Akan tetapi, tidak bisa kusangkal. Ucapannya benar. Anak kecil itu terlihat sangat terbiasa dengan perkelahian itu. Bahkan orang-orang juga tida begitu tertarik. Di dunia sebelumnya. Dengan perkelahian kecil itu saja, orang-orang akan berkerumun. Meski tidak melerai, mereka akan tertarik dan terus melihat.

Di sini, mereka bahkan tidak peduli.

"Rasanya mereka udah terlalu terbiasa sama perkelahian."

"Trus kamu mau apa?" sentak Damar lebih dingin. "Kamu jangan lupa. Dunia ini berbeda dengan dunia sebelumnya."
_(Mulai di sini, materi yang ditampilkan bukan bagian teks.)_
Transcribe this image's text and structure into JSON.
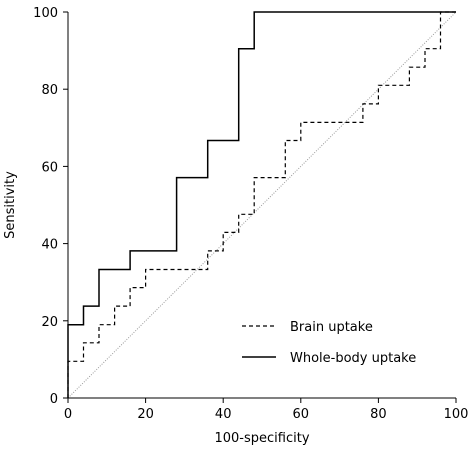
{
  "chart_data": {
    "type": "line",
    "title": "",
    "xlabel": "100-specificity",
    "ylabel": "Sensitivity",
    "xlim": [
      0,
      100
    ],
    "ylim": [
      0,
      100
    ],
    "xticks": [
      "0",
      "20",
      "40",
      "60",
      "80",
      "100"
    ],
    "yticks": [
      "0",
      "20",
      "40",
      "60",
      "80",
      "100"
    ],
    "grid": false,
    "legend_position": "bottom-right",
    "reference_line": {
      "style": "dotted",
      "color": "#9a9a9a",
      "points": [
        [
          0,
          0
        ],
        [
          100,
          100
        ]
      ]
    },
    "series": [
      {
        "name": "Brain uptake",
        "style": "dashed",
        "color": "#000000",
        "points": [
          [
            0,
            0
          ],
          [
            0,
            9.5
          ],
          [
            4,
            9.5
          ],
          [
            4,
            14.3
          ],
          [
            8,
            14.3
          ],
          [
            8,
            19
          ],
          [
            12,
            19
          ],
          [
            12,
            23.8
          ],
          [
            16,
            23.8
          ],
          [
            16,
            28.6
          ],
          [
            20,
            28.6
          ],
          [
            20,
            33.3
          ],
          [
            36,
            33.3
          ],
          [
            36,
            38.1
          ],
          [
            40,
            38.1
          ],
          [
            40,
            42.9
          ],
          [
            44,
            42.9
          ],
          [
            44,
            47.6
          ],
          [
            48,
            47.6
          ],
          [
            48,
            57.1
          ],
          [
            56,
            57.1
          ],
          [
            56,
            66.7
          ],
          [
            60,
            66.7
          ],
          [
            60,
            71.4
          ],
          [
            76,
            71.4
          ],
          [
            76,
            76.2
          ],
          [
            80,
            76.2
          ],
          [
            80,
            81
          ],
          [
            88,
            81
          ],
          [
            88,
            85.7
          ],
          [
            92,
            85.7
          ],
          [
            92,
            90.5
          ],
          [
            96,
            90.5
          ],
          [
            96,
            100
          ],
          [
            100,
            100
          ]
        ]
      },
      {
        "name": "Whole-body uptake",
        "style": "solid",
        "color": "#000000",
        "points": [
          [
            0,
            0
          ],
          [
            0,
            19
          ],
          [
            4,
            19
          ],
          [
            4,
            23.8
          ],
          [
            8,
            23.8
          ],
          [
            8,
            33.3
          ],
          [
            16,
            33.3
          ],
          [
            16,
            38.1
          ],
          [
            28,
            38.1
          ],
          [
            28,
            57.1
          ],
          [
            36,
            57.1
          ],
          [
            36,
            66.7
          ],
          [
            44,
            66.7
          ],
          [
            44,
            90.5
          ],
          [
            48,
            90.5
          ],
          [
            48,
            100
          ],
          [
            100,
            100
          ]
        ]
      }
    ]
  }
}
Aku mengikuti arah pandang Damar. Seorang lelaki terjatuh dan tidak ada yang menolong. Tak lama kemudian lelaki itu kejang-kejang, tetapi Damar mencengkram sikuku erat.

"Jangan lakukan apa pun!"

"Lo mau biarin orang itu mati?"

Damar bergeming. Dia bahkan semakin mengeratkan cengkramannya sementara kereta kuda kami terus menjauh dari lelaki itu. Saat aku menoleh ke belakang, laki-laki itu berhenti kejang. Tanpa ada seorang pun yang menolongnya.

"Sinting lo!"

"Jangan ikut campur urusan mereka, Randy! Kita disini bukan untuk menyelesaikan semua permasalahan."

Aku menggertakkan gigi. "Bedebah."

"Aku akan melepaskan sikumu, tapi jika kamu melompat, aku akan merantaimu."

"Terserahlo."

"Good. Kamu harus ingat. Kita bukan pahlawan dari dunia lain yang dipanggil untuk menyelamatkan dunia. Ini bukan anime."

Aku menepis tangan Damar.

Pada akhirnya, aku tahu bahwa memang ada masalah di kota itu yang akan melibatkan kami cepat atau lambat.